Vlieghe’s speech was largely inconsequential until he revealed near the end that he has shed his dovish feathers because of the recent economic data.
To quote directly from the man himself:
“Until recently, I thought the appropriate response of monetary policy was to be patient, given modest growth and subdued underlying inflationary pressure. But the evolution of the data is increasingly suggesting that we are approaching the moment when Bank Rate may need to rise.”
Moreover, Vlieghe also reiterated yesterday’s hawkish BOE message by saying that there “might be” a rate hike “as early as in the coming months.”
“If these data trends of reducing slack, rising pay pressure, strengthening household spending and robust global growth continue, the appropriate time for a rise in Bank Rate might be as early as in the coming months.”

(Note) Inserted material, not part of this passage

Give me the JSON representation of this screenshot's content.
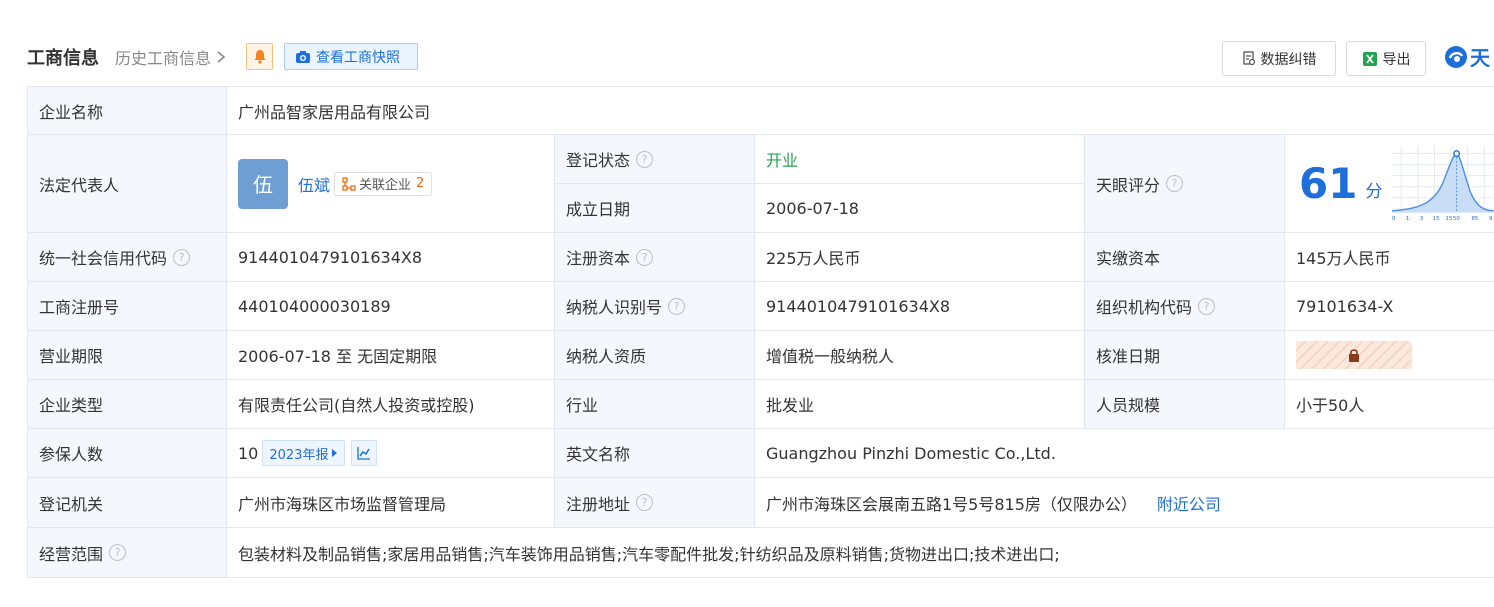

The Q&A session that followed was even more interesting because the press used the opportunity to try and squeeze some more forward guidance from Vlieghe.
And all that effort paid off because Vlieghe relented and hinted that if the BOE starts hiking, then it won’t stop at just one, with the usual caveats of course.
“It’s obviously more than unwinding last August (when the BoE cut rates). We are making that judgment over a three-year period, so it will depend on how the data evolves.”
Risk-off day to end the week
Europe is on course to ending the week on a downbeat mode it seems, since most of the major equity indices were in the red during today’s morning London session.
And according to market analysts, the risk-off vibes in Europe was due to renewed worries after earlier news about another North Korean missile launch.
Although some market analysts also pointed to the explosion in the London Underground, which is now being treated as another terrorist attack.
- The pan-European FTSEurofirst 300 was down by 0.30% to 1,496.93
- Germany’s DAX was down by 0.15% to 12,521.50
- The blue-chip Euro Stoxx 50 was down by 0.14% to 3,524.00
U.S. equity futures were also printing losses.
- S&P 500 futures were down by 0.14% to 2,490.88
- Nasdaq futures were were down by 0.15% to 5,961.88
Global bond yields climb
Despite signs of risk aversion in the European equities and U.S. futures markets, bond yields were climbing higher as the bond-selling resumed after pausing earlier when news about another North Korean missile launch hit (no pun intended) the wires.
And according to market analysts from Reuters, the bond selloff was due to rising expectations that the ECB may be tapering its QE program soon while the BOE is expected to hike after yesterday’s hawkish BOE statement.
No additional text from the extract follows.